Max Planck Institute of Experimental Medicine, Hermann-Rein-Str.3, 37075 Göttingen, Germany.
Genes (Basel). 2014 Feb 27;5(1):97-105. doi: 10.3390/genes5010097.
Neuropsychiatric diseases ranging from schizophrenia to affective disorders and autism are heritable, highly complex and heterogeneous conditions, diagnosed purely clinically, with no supporting biomarkers or neuroimaging criteria. Relying on these "umbrella diagnoses", genetic analyses, including genome-wide association studies (GWAS), were undertaken but failed to provide insight into the biological basis of these disorders. "Risk genotypes" of unknown significance with low odds ratios of mostly <1.2 were extracted and confirmed by including ever increasing numbers of individuals in large multicenter efforts. Facing these results, we have to hypothesize that thousands of genetic constellations in highly variable combinations with environmental co-factors can cause the individual disorder in the sense of a final common pathway. This would explain why the prevalence of mental diseases is so high and why mutations, including copy number variations, with a higher effect size than SNPs, constitute only a small part of variance. Elucidating the contribution of normal genetic variation to (disease) phenotypes, and so re-defining disease entities, will be extremely labor-intense but crucial. We have termed this approach PGAS ("phenotype-based genetic association studies"). Ultimate goal is the definition of biological subgroups of mental diseases. For that purpose, the GRAS (Göttingen Research Association for Schizophrenia) data collection was initiated in 2005. With >3000 phenotypical data points per patient, it comprises the world-wide largest currently available schizophrenia database (N > 1200), combining genome-wide SNP coverage and deep phenotyping under highly standardized conditions. First PGAS results on normal genetic variants, relevant for e.g., cognition or catatonia, demonstrated proof-of-concept. Presently, an autistic subphenotype of schizophrenia is being defined where an unfortunate accumulation of normal genotypes, so-called pro-autistic variants of synaptic genes, explains part of the phenotypical variance. Deep phenotyping and comprehensive clinical data sets, however, are expensive and it may take years before PGAS will complement conventional GWAS approaches in psychiatric genetics.

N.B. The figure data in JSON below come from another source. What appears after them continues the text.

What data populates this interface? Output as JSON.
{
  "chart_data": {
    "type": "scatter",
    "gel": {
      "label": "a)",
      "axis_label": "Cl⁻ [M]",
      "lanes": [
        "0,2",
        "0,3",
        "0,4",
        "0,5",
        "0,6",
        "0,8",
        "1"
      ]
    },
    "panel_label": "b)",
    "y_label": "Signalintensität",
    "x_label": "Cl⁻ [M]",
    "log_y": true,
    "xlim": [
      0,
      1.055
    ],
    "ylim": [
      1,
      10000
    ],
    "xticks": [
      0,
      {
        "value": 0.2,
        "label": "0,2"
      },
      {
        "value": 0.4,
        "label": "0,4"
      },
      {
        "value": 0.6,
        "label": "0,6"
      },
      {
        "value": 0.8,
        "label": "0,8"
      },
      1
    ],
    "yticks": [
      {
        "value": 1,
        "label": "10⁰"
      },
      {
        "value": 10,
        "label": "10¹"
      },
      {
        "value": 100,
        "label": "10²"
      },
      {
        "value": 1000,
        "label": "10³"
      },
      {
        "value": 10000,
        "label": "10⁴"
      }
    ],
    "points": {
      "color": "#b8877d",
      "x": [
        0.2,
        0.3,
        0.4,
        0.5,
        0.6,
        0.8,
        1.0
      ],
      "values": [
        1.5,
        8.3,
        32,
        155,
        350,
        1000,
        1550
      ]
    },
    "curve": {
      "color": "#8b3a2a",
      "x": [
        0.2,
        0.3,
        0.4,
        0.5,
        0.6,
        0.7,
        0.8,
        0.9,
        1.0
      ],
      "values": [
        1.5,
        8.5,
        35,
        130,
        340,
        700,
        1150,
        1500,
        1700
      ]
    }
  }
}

神经精神疾病包括从精神分裂症到情感障碍和自闭症等,这些疾病具有遗传性、高度复杂性和异质性,仅通过临床诊断,没有支持的生物标志物或神经影像学标准。基于这些“伞式诊断”,进行了包括全基因组关联研究(GWAS)在内的遗传分析,但未能深入了解这些疾病的生物学基础。从这些分析中提取出具有未知意义的“风险基因型”,其优势比大多<1.2,通过纳入越来越多的个体,在大型多中心研究中得到了证实。面对这些结果,我们不得不假设,数千种遗传组合以高度可变的组合与环境共同作用,可以导致个体出现疾病,这是一种最终的共同途径。这就解释了为什么精神疾病的患病率如此之高,以及为什么包括拷贝数变异在内的突变,其效应大小高于单核苷酸多态性,仅构成了变异的一小部分。阐明正常遗传变异对(疾病)表型的贡献,从而重新定义疾病实体,将是极其费力但至关重要的。我们将这种方法称为 PGAS(“基于表型的遗传关联研究”)。最终目标是定义精神疾病的生物学亚群。为此,2005 年启动了 GRAS(哥廷根精神分裂症研究协会)数据收集。每个患者有>3000 个表型数据点,它包含了目前全球最大的可用精神分裂症数据库(N>1200),结合了全基因组 SNP 覆盖和高度标准化条件下的深度表型。关于正常遗传变异的首批 PGAS 结果,例如与认知或紧张症相关的结果,证明了这一方法的可行性。目前,正在定义精神分裂症的自闭症亚群,其中不幸的是,正常基因型的积累,即突触基因的“亲自闭症变异体”,解释了部分表型变异。然而,深度表型和全面的临床数据集成本高昂,PGAS 可能需要数年时间才能在精神遗传学中补充传统的 GWAS 方法。